CCO Authority and Resources
The SEC expects your CCO to have real authority and adequate resources:
- Direct Access to Senior Management: CCO should report directly to CEO, board, or senior management (not buried in organizational hierarchy)
- Budget Authority: Adequate budget to hire staff, engage consultants, purchase compliance technology, and obtain training
- Decision-Making Authority: Power to implement policies, conduct investigations, and require remediation of deficiencies
- Independence from Business Pressures: Compensation structure that does not create conflicts with compliance duties (e.g., not based primarily on firm revenue or AUM growth)
- Access to Information: Unrestricted access to all firm records, systems, and personnel necessary to perform compliance duties
Small Firm Considerations
For small advisory firms (including many trading platform startups), the following approaches are permissible:
- Founder/CEO as CCO: Common for startups; acceptable if the individual has adequate compliance knowledge
- Outsourced CCO: Retain an external compliance consultant to serve as CCO (must be identified by name on Form ADV)
- Part-Time CCO: Acceptable if the individual has sufficient time to fulfill CCO duties given firm size and complexity
- Dual Roles: CCO can have other responsibilities (e.g., CFO, General Counsel) if no conflicts and adequate time for compliance
CCO Annual Responsibilities Checklist
- Conduct annual compliance review (Rule 206(4)-7 requirement)
- Prepare written annual review report for management
- Review and update compliance policies and procedures
- Oversee Form ADV annual updating amendment
- Monitor personal trading reports from access persons
- Review and approve marketing materials
- Conduct or oversee employee compliance training
- Manage relationship with SEC and respond to examination requests
- Investigate compliance incidents and implement remediation
- Monitor regulatory developments and assess impact on firm
- Maintain books and records compliance
- Coordinate custody compliance (if applicable)
Implementation Roadmap
Building a compliance manual is only the first step. Implementing and maintaining an effective compliance program requires ongoing commitment.
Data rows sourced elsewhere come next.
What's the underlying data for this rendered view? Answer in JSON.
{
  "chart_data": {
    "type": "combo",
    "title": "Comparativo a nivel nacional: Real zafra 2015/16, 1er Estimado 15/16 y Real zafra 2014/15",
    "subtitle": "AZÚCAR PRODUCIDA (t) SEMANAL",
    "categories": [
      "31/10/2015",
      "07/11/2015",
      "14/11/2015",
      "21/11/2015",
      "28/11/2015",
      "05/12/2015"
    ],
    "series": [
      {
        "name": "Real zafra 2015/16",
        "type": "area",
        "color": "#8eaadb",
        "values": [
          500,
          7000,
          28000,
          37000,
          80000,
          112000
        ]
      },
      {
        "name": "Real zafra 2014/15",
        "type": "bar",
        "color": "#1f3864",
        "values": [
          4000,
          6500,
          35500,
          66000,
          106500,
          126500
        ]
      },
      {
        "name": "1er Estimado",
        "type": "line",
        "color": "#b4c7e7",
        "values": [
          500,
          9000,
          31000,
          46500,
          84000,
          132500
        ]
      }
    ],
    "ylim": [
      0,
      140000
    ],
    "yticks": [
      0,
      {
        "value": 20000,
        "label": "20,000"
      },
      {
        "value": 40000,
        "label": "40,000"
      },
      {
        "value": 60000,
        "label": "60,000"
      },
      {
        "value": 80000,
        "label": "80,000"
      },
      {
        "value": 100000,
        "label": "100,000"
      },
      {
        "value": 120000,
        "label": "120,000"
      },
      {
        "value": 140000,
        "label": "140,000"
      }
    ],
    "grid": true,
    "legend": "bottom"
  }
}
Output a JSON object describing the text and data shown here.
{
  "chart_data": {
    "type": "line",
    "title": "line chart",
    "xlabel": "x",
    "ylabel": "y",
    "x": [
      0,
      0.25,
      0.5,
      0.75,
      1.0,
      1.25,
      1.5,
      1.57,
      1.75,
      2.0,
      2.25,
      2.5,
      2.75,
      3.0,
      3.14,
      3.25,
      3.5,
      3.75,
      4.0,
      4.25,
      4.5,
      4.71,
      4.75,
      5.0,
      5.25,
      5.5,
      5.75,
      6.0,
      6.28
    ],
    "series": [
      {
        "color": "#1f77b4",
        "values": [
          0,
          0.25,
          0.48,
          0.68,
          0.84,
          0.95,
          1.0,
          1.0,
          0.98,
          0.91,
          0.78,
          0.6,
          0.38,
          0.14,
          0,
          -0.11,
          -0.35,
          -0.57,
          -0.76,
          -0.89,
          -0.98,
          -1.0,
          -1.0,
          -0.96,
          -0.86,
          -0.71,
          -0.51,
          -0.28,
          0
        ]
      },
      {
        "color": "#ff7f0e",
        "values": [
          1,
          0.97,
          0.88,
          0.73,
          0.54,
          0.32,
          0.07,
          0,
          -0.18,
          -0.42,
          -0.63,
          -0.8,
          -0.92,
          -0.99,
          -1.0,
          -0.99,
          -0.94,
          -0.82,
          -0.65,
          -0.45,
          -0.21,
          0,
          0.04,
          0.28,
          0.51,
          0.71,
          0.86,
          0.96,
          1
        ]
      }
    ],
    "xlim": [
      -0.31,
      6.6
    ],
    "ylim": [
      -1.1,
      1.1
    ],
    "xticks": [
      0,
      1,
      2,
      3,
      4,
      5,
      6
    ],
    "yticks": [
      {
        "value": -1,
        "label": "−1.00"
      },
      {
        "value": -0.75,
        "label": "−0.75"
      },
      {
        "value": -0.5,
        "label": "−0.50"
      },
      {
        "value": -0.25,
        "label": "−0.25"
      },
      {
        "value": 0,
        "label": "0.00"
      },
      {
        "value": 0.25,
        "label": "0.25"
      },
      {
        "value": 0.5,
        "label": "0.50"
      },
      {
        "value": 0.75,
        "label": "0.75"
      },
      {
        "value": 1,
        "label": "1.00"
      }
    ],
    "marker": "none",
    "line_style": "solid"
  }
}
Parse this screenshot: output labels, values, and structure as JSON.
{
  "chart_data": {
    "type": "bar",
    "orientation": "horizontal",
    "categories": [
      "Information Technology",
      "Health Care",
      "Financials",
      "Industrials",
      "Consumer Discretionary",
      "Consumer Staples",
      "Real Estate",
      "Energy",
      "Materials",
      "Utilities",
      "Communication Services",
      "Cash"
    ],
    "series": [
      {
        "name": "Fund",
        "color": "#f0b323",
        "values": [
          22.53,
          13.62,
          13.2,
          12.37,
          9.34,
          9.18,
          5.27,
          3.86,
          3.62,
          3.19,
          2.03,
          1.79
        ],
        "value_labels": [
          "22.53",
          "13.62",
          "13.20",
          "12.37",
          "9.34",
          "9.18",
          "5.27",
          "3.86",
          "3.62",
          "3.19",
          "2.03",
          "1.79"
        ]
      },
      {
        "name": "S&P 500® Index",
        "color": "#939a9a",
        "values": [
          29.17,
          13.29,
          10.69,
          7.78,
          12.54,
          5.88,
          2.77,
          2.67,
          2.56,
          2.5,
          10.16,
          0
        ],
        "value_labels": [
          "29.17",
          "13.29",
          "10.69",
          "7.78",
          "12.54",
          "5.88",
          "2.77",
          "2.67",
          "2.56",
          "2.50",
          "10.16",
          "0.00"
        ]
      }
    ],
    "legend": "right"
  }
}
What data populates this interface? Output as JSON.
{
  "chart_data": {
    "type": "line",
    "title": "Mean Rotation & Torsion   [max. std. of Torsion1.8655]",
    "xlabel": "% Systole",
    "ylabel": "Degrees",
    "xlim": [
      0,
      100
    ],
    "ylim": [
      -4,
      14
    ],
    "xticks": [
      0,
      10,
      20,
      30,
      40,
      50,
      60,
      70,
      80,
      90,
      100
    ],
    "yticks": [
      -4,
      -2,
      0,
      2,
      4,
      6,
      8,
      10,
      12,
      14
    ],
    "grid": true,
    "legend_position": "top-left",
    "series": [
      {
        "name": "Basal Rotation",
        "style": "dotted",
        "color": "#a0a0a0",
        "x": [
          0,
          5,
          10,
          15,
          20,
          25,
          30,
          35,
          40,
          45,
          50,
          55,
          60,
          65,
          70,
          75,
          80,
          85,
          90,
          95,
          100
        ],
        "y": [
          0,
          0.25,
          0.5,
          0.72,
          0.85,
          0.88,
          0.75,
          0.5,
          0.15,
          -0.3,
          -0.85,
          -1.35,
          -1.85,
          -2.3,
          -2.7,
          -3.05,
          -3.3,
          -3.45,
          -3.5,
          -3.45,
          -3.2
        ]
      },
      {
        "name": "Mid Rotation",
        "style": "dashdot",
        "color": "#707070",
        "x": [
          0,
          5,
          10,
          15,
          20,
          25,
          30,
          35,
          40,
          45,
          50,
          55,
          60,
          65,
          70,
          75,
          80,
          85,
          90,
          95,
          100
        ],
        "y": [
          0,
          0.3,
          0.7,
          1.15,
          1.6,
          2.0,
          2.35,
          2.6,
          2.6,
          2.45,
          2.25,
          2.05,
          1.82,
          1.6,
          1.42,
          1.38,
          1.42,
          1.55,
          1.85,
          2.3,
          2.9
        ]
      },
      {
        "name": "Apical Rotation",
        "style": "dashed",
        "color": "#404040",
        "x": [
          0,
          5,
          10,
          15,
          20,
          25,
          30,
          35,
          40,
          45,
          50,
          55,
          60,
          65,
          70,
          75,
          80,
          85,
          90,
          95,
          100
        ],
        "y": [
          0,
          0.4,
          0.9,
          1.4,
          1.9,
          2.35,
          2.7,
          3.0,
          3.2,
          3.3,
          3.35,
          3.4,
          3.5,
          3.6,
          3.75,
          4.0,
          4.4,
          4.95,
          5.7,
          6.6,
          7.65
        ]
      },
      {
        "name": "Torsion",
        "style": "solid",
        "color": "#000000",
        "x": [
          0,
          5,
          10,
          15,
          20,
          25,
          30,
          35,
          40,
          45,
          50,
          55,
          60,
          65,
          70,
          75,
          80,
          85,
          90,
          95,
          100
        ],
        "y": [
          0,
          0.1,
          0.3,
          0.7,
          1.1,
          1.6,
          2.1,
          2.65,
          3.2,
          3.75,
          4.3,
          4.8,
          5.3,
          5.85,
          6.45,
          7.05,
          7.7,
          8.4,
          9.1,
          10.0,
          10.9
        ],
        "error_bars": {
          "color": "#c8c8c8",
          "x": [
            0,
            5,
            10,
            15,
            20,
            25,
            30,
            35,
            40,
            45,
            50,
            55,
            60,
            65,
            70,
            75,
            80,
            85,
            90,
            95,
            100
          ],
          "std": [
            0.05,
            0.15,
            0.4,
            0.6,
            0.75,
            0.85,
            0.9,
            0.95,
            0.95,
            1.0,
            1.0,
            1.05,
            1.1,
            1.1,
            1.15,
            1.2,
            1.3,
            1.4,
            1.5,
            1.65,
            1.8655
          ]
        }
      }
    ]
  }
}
90-Day Implementation Plan
| Phase | Timeline | Key Activities |
|---|---|---|
| Phase 1: Foundation | Days 1-30 | Designate CCO, assess current policies, identify compliance gaps, draft compliance manual outline |
| Phase 2: Documentation | Days 31-60 | Write policies and procedures for each required area, tailor to your business model, obtain legal review |
| Phase 3: Implementation | Days 61-90 | Adopt manual, train employees, implement controls and systems, establish testing and monitoring procedures |
| Ongoing | Continuous | Annual review, ongoing monitoring, policy updates, employee training, compliance calendar management |
Common Implementation Pitfalls to Avoid
- Generic Templates: Copying a generic manual without tailoring to your business
- Shelf Documents: Creating policies that look good but are never actually followed
- Inadequate Resources: Failing to invest in compliance technology, training, or staff
- Form Over Substance: Checking boxes without genuine commitment to compliance culture
- Stale Policies: Never updating the manual after initial creation
- No Testing: Failing to test controls or verify that policies are being followed
- Poor Recordkeeping: Not maintaining documentation to evidence compliance
✅ Compliance as Competitive Advantage
For trading platforms seeking institutional clients or strategic partnerships, robust compliance is a competitive differentiator. A well-designed, actively implemented compliance program signals professionalism, reduces regulatory risk, and builds trust with clients and investors.